Some farmers who are using groundwater from the Koksilah watershed for their operations without a licence are being told to turn their water off as the extreme drought continues.
Alison Nicholson, the Cowichan Valley Regional District director for Cowichan Station/Sahtlam/Glenora, told the board at its meeting on July 26 that with water levels in the watershed so low this summer, the province has begun sending compliance officers to farms that don’t have a groundwater licence to tell them they have to shut off their water.
She said the province has been encouraging farmers and other commercial users of groundwater in B.C. to apply for a groundwater licence for more than six years.
“Surface water licences in the Koksilah watershed (one of the most vulnerable watersheds on eastern Vancouver Island) have not been given out since the early 1980s because they were over committed, so everyone put in wells,” Nicholson said.

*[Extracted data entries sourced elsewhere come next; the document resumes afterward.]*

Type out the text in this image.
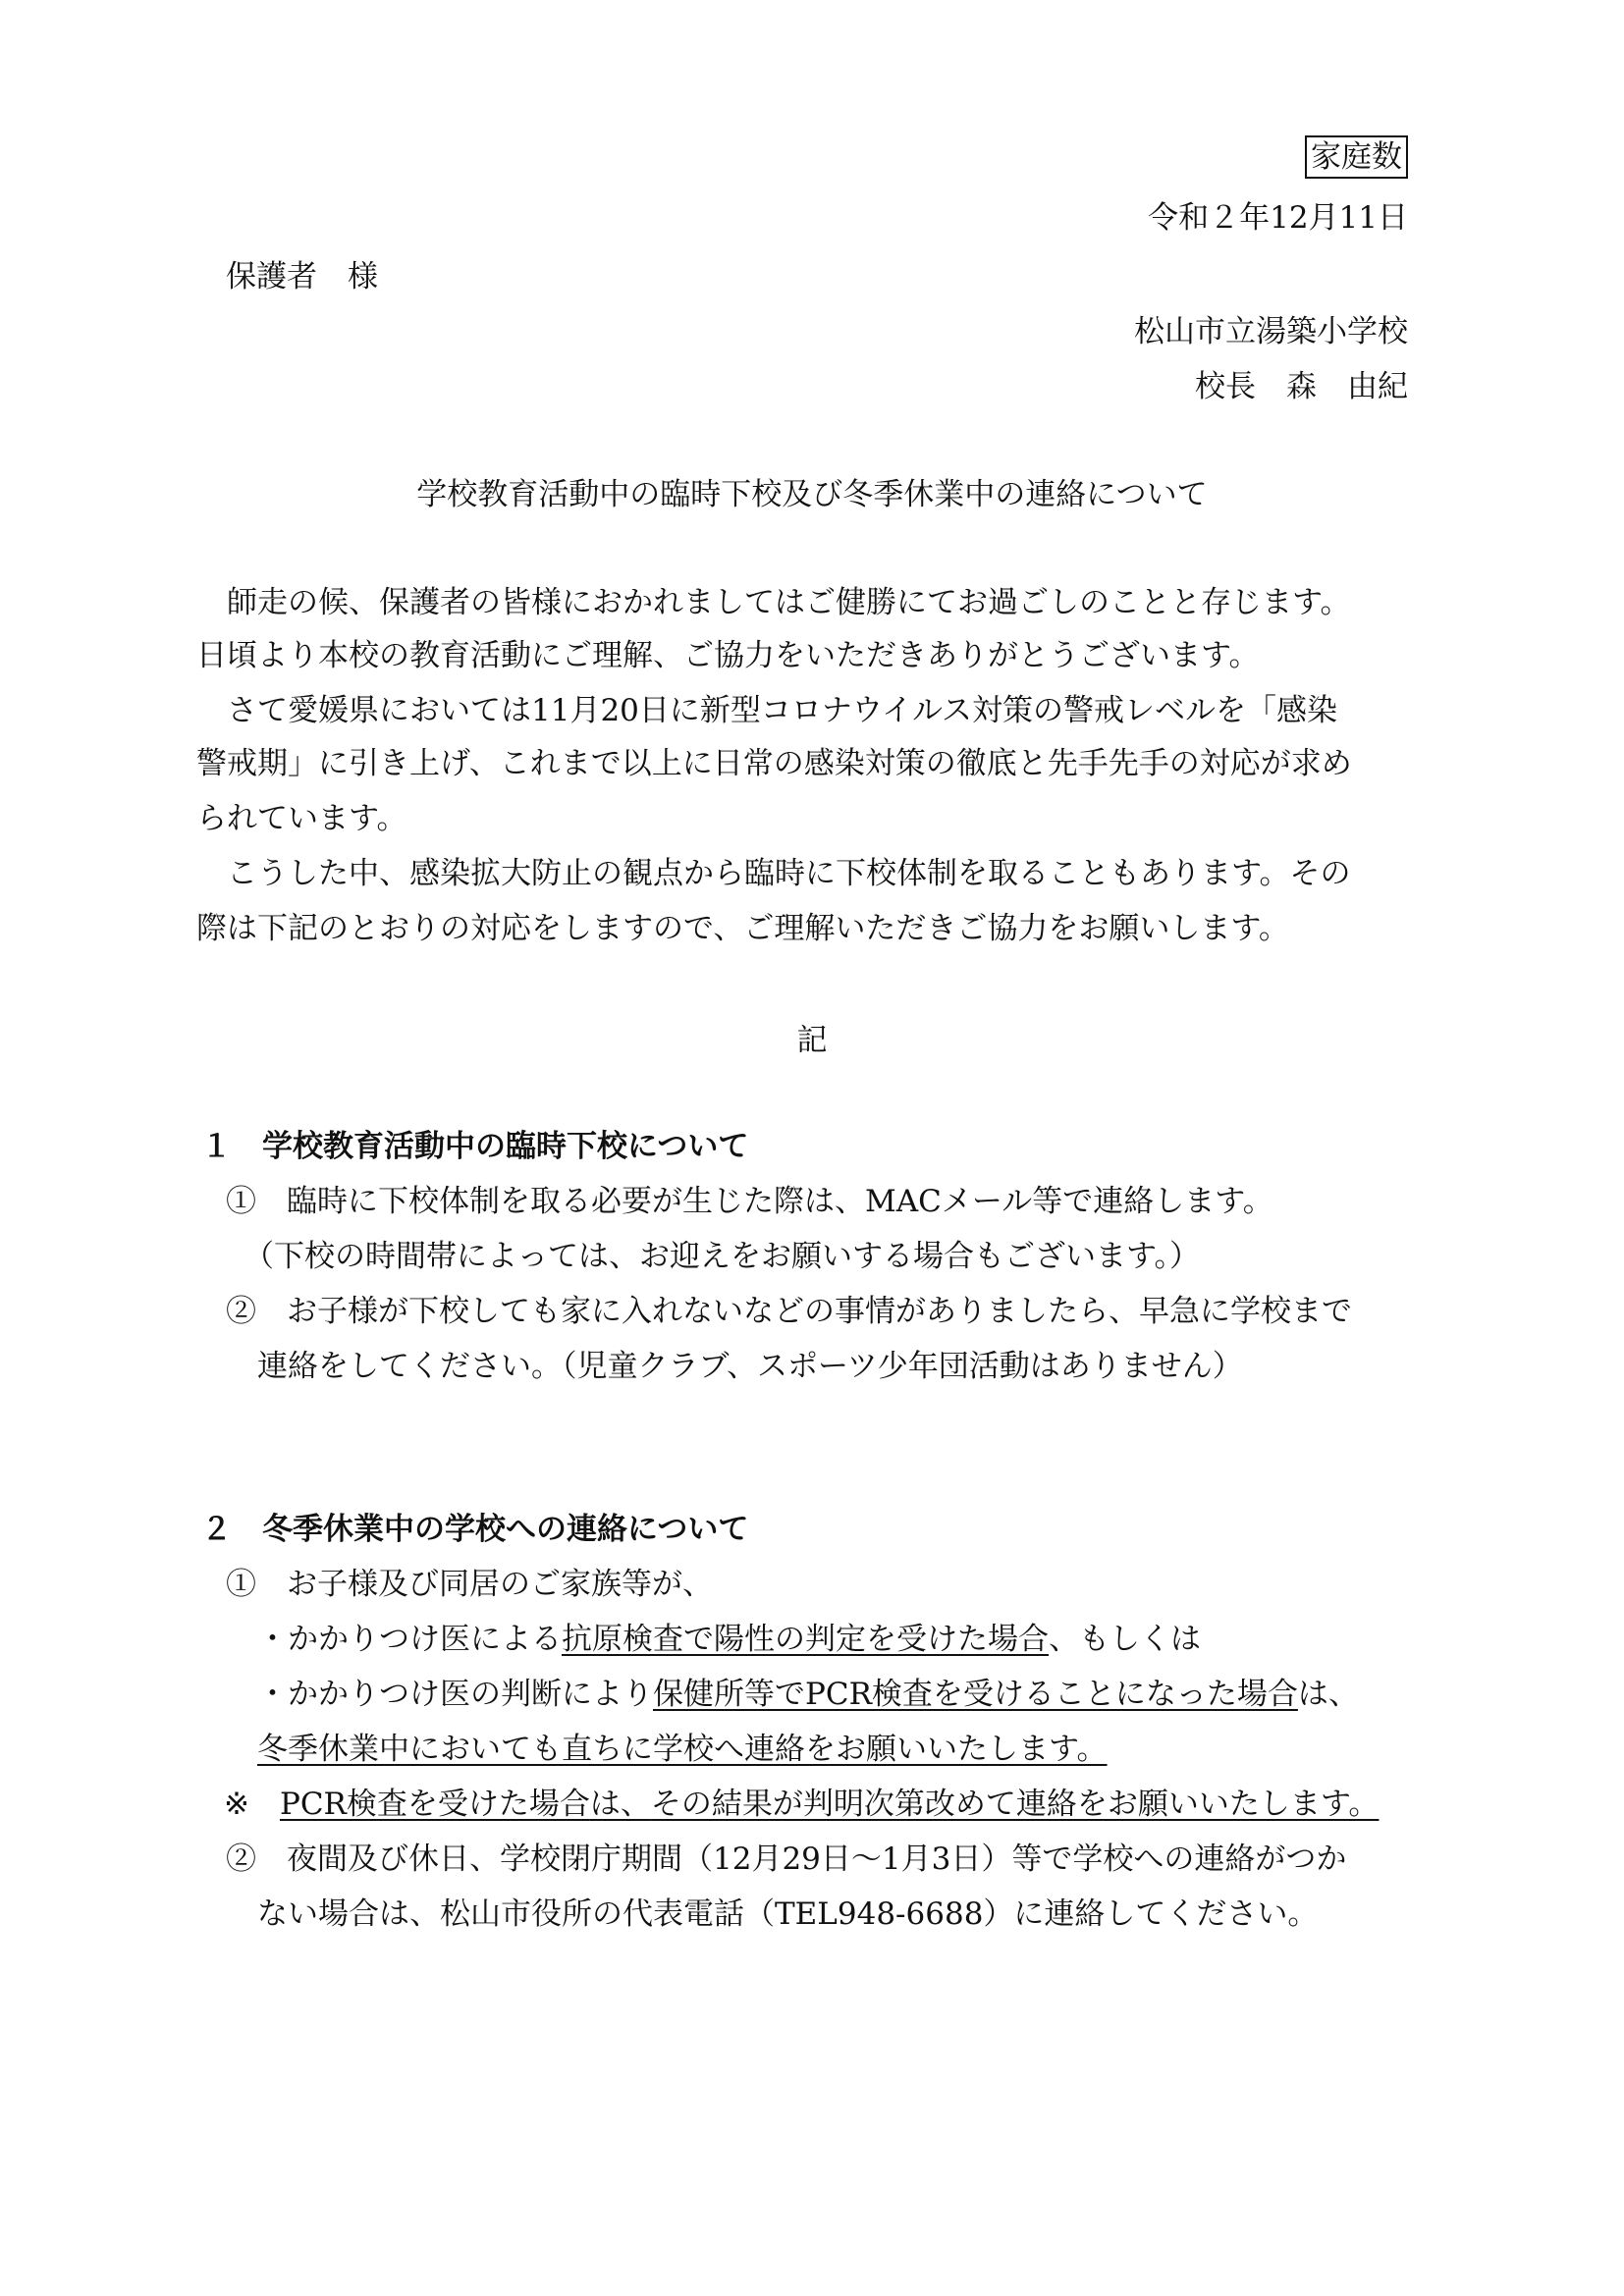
家庭数
令和２年12月11日
保護者　様
松山市立湯築小学校
校長　森　由紀
学校教育活動中の臨時下校及び冬季休業中の連絡について
　師走の候、保護者の皆様におかれましてはご健勝にてお過ごしのことと存じます。
日頃より本校の教育活動にご理解、ご協力をいただきありがとうございます。
　さて愛媛県においては11月20日に新型コロナウイルス対策の警戒レベルを「感染
警戒期」に引き上げ、これまで以上に日常の感染対策の徹底と先手先手の対応が求め
られています。
　こうした中、感染拡大防止の観点から臨時に下校体制を取ることもあります。その
際は下記のとおりの対応をしますので、ご理解いただきご協力をお願いします。
記
１　学校教育活動中の臨時下校について
①　臨時に下校体制を取る必要が生じた際は、MACメール等で連絡します。
（下校の時間帯によっては、お迎えをお願いする場合もございます。）
②　お子様が下校しても家に入れないなどの事情がありましたら、早急に学校まで
連絡をしてください。（児童クラブ、スポーツ少年団活動はありません）
２　冬季休業中の学校への連絡について
①　お子様及び同居のご家族等が、
・かかりつけ医による抗原検査で陽性の判定を受けた場合、もしくは
・かかりつけ医の判断により保健所等でPCR検査を受けることになった場合は、
冬季休業中においても直ちに学校へ連絡をお願いいたします。
※　PCR検査を受けた場合は、その結果が判明次第改めて連絡をお願いいたします。
②　夜間及び休日、学校閉庁期間（12月29日～1月3日）等で学校への連絡がつか
ない場合は、松山市役所の代表電話（TEL948-6688）に連絡してください。
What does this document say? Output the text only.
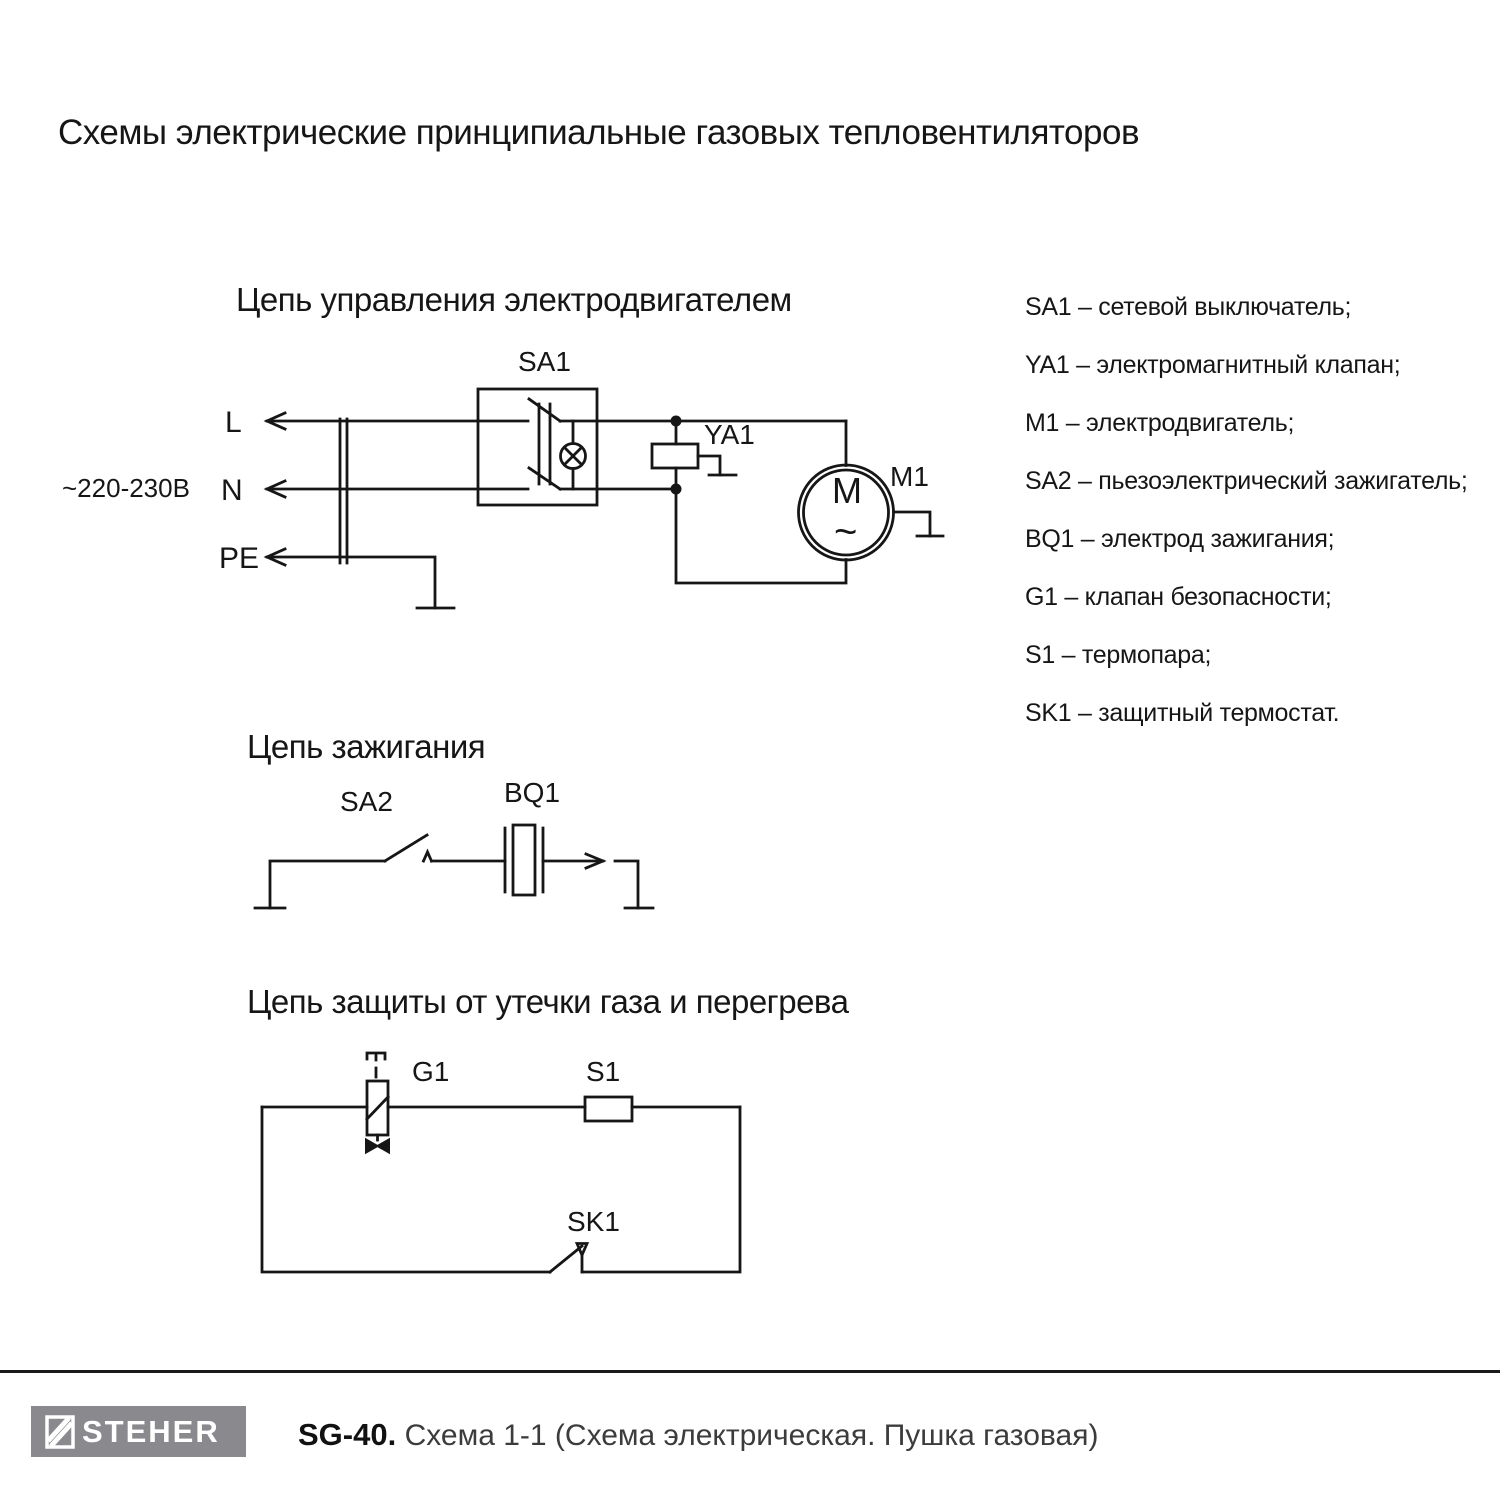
Схемы электрические принципиальные газовых тепловентиляторов
Цепь управления электродвигателем
Цепь зажигания
Цепь защиты от утечки газа и перегрева
SA1 – сетевой выключатель;
YA1 – электромагнитный клапан;
M1 – электродвигатель;
SA2 – пьезоэлектрический зажигатель;
BQ1 – электрод зажигания;
G1 – клапан безопасности;
S1 – термопара;
SK1 – защитный термостат.
~220-230В
L
N
PE
SA1
YA1
M1
M
~
SA2	BQ1
G1	S1
SK1
STEHER	SG-40. Схема 1-1 (Схема электрическая. Пушка газовая)
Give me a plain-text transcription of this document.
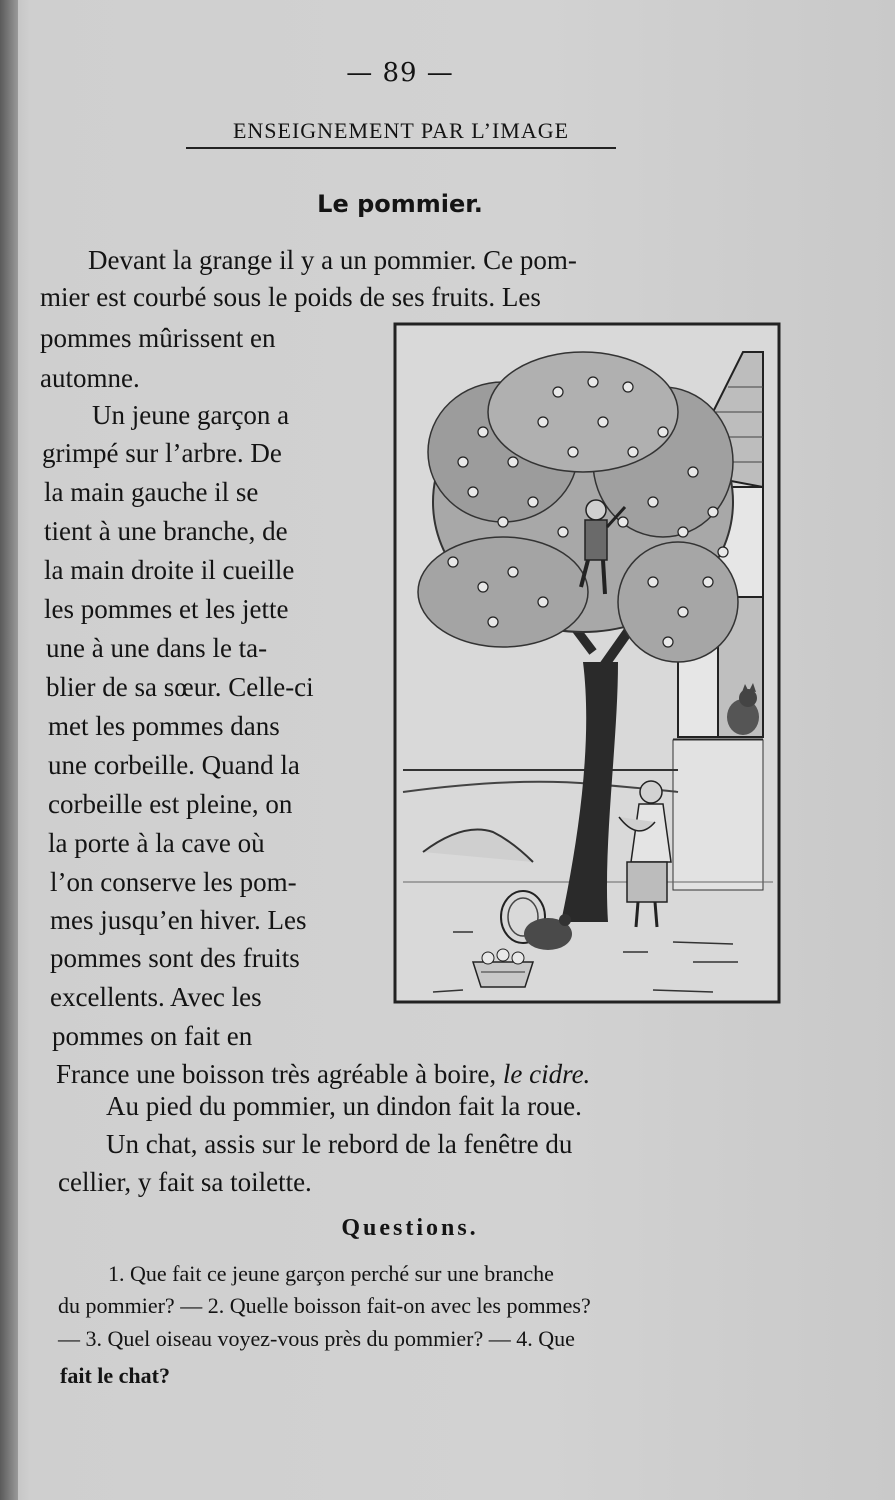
— 89 —
ENSEIGNEMENT PAR L’IMAGE
Le pommier.
Devant la grange il y a un pommier. Ce pom-
mier est courbé sous le poids de ses fruits. Les
pommes mûrissent en
automne.
Un jeune garçon a
grimpé sur l’arbre. De
la main gauche il se
tient à une branche, de
la main droite il cueille
les pommes et les jette
une à une dans le ta-
blier de sa sœur. Celle-ci
met les pommes dans
une corbeille. Quand la
corbeille est pleine, on
la porte à la cave où
l’on conserve les pom-
mes jusqu’en hiver. Les
pommes sont des fruits
excellents. Avec les
pommes on fait en
France une boisson très agréable à boire, le cidre.
Au pied du pommier, un dindon fait la roue.
Un chat, assis sur le rebord de la fenêtre du
cellier, y fait sa toilette.
Questions.
1. Que fait ce jeune garçon perché sur une branche
du pommier? — 2. Quelle boisson fait-on avec les pommes?
— 3. Quel oiseau voyez-vous près du pommier? — 4. Que
fait le chat?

“So now they are required to license their use of wells for commercial purposes, but many people decided that they didn’t like to have government overreach, so I guess they did not apply for a licence. The time limit to get a licence ran out last spring and so, because we’re in such a serious drought right now, particularly in the Koksilah area, the province is sending officers around to tell people to shut off their water. It has happened to a number of fairly important farms in the community.”
In 1996, the government passed a law, called the B.C. Water Sustainability Act, requiring licences for farms and industries to tap into groundwater.
The regulation of naturally occurring groundwater is designed to protect aquifers and streams, as well as businesses and livelihoods that depend on reliable access to water.
The law does not apply to people who use wells or dugouts for residential purposes, including watering lawns and gardens of a quarter acre or less and fire protection, but they were encouraged to voluntarily apply for a licence as well for regulatory purposes.
The deadline for applying for a water licence was March 1, 2022, and fees were waived for users who applied before the deadline.
The government had warned that those who didn’t apply for a water licence will lose recognition of their use of wells and dugouts.
Nicholson said the situation is becoming increasingly serious as the drought, and climate change, continues and it’s likely that more farmers and commercial users of groundwater in the Koksilah area who don’t have a licence will be told to turn off their water.
“We can expect that this will become more common throughout the region,” she said.
“People fail to understand that surface water and ground water are intimately connected and when water levels get low enough, the province can shut down these commercial operations. I’m getting really worried.”